Jordan's stomach did backflips as he stared at the massive double doors of Northwood High. The mascot painted above them—a fierce charging bull—seemed to mock his already frayed nerves. Today was tryout day for the basketball team, and everyone said Coach Taylor ran practices like a bear waking up from hibernation: hungry, grumpy, and absolutely terrifying.

"You've got this, bro," Marcus said, clapping him on the shoulder. They stood in the cafeteria line, surrounded by the chaos of lunch period. The air smelled like pizza and anxiety.

Jordan nodded, trying to look confident. His mom had packed his lunch that morning, insisting that the baby spinach leaves and vitamin gummies would give him "energy for tryouts." Meanwhile, everyone else was stuffing their faces with chips and whatever the mystery meat was today. He felt like such a dork.
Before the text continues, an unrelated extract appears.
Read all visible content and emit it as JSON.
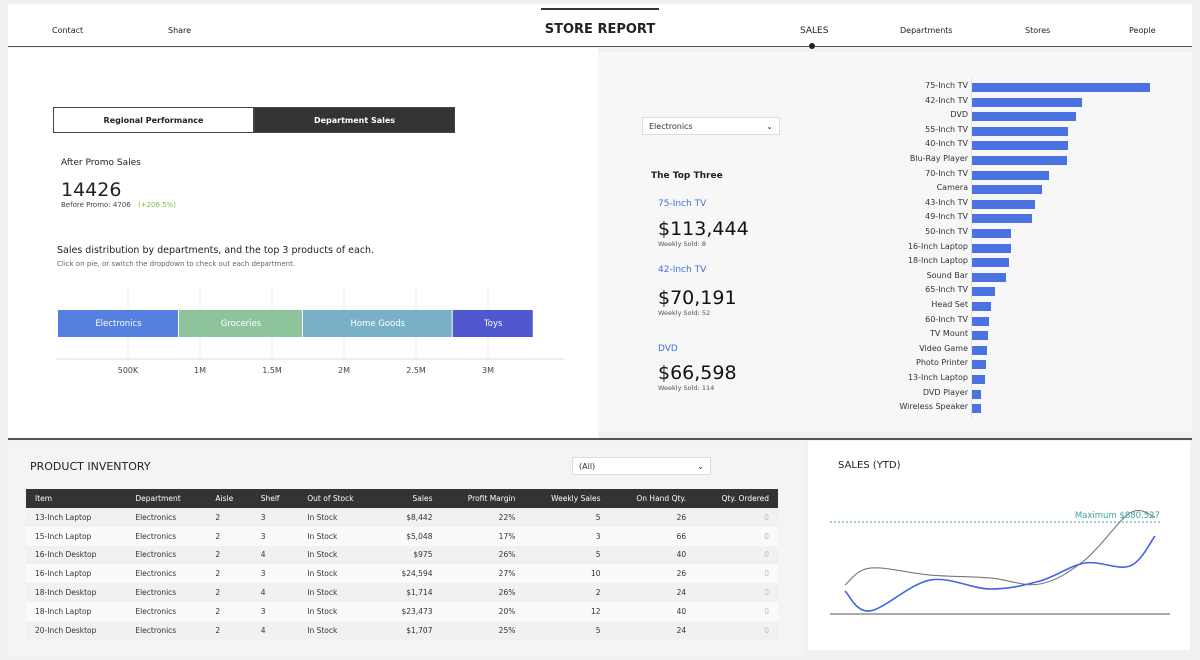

At their table, Chelsea was already deep into one of her stories. "So I was at the pet store, right? And I'm staring at this goldfish that keeps swimming to the front of the tank every time someone walks past. Like, it was genuinely obsessed with getting attention. And I'm thinking—what if that's us? What if we're all just swimming to the front of whatever tank we're in, hoping someone notices?"

"That's deep, Chels," Marcus said around a mouthful of sandwich. "Also, Jordan's about to have a panic attack about tryouts."

The table went quiet. Jordan's face burned. This was it—the moment everyone would realize he didn't belong. The bull mascot in his head was charging, and he was frozen in place.

"Dude," Chelsea said, suddenly serious. "Remember what I said about the goldfish? Everyone's just swimming to the front. Even the scary people. Even Coach bear-mode Taylor. We're all just trying to get noticed."

Marcus snorted. "She's not wrong. Also, eat your spinach, man. Can't have you passing out at tryouts."

Jordan looked at his pathetic little container of leaves and thought about quitting before he even tried. But then he remembered what Chelsea said about the goldfish—how even the smallest fish still swam to the front.

He took a deep breath, actually ate some spinach, and stood up. "Let's do this."

The bull above the doors didn't seem so scary anymore. It was just a painted wall, and Jordan was ready to charge.